Le projet pétrolier offshore GranMorgu au Suriname, estimé à 12 milliards de dollars et porté par TotalEnergies avec ses partenaires, avance comme prévu pour une première production à la mi-2028, selon des déclarations faites le 19 septembre 2026 par le dirigeant de la compagnie étatique Staatsolie.
Le petit État sud-américain se rapproche un peu plus de son ambition de transformer son économie énergétique. Les travaux du projet GranMorgu, le tout premier développement pétrolier offshore du pays, suivent le calendrier établi pour une entrée en production d’ici le milieu de l’année 2028. L’annonce a été officialisée lors d’une visite d’inspection menée sur place.

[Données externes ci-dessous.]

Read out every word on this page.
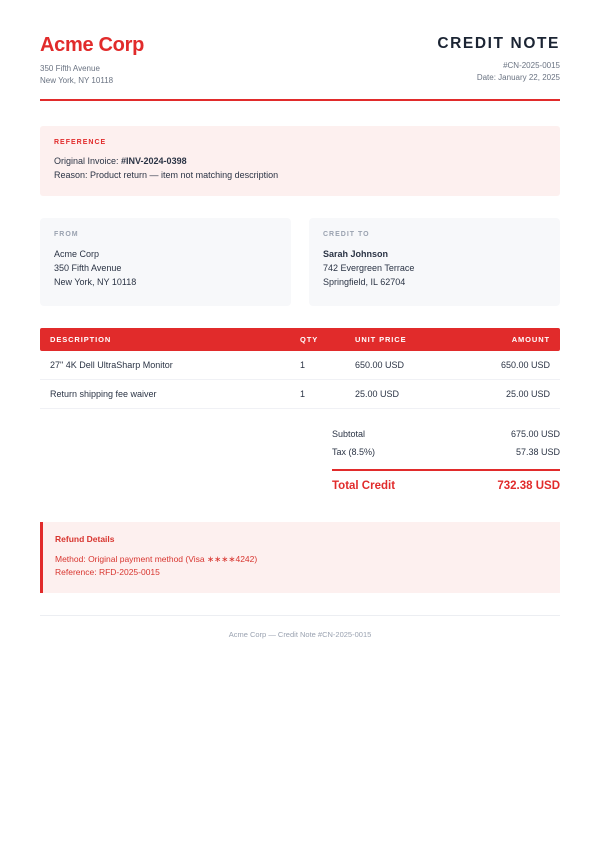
Acme Corp
350 Fifth Avenue
New York, NY 10118
CREDIT NOTE
#CN-2025-0015
Date: January 22, 2025
REFERENCE
Original Invoice: #INV-2024-0398
Reason: Product return — item not matching description
FROM
Acme Corp
350 Fifth Avenue
New York, NY 10118
CREDIT TO
Sarah Johnson
742 Evergreen Terrace
Springfield, IL 62704
DESCRIPTION	QTY	UNIT PRICE	AMOUNT
27" 4K Dell UltraSharp Monitor	1	650.00 USD	650.00 USD
Return shipping fee waiver	1	25.00 USD	25.00 USD
Subtotal	675.00 USD
Tax (8.5%)	57.38 USD
Total Credit	732.38 USD
Refund Details
Method: Original payment method (Visa ∗∗∗∗4242)
Reference: RFD-2025-0015
Acme Corp — Credit Note #CN-2025-0015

Un jalon historique pour le secteur énergétique du Suriname
La visite organisée à la Kuldipsingh Port Facility a permis de mettre en lumière les équipements sous-marins déjà acheminés, à l’instar des têtes de puits et des collecteurs jaunes destinés à piloter la production depuis les fonds marins. Annand Jagesar, le directeur de la compagnie publique Staatsolie, a souligné la portée de cette étape pour le pays.
Le Suriname cherche ouvertement à reproduire la trajectoire de son voisin guyanéen, qui s’est imposé en quelques années comme un producteur majeur d’hydrocarbures grâce à des investissements étrangers d’envergure. Bien que de vastes gisements aient été découverts dans les eaux territoriales surinamiennes depuis 2019, le pays n’a encore jamais extrait le moindre baril en mer.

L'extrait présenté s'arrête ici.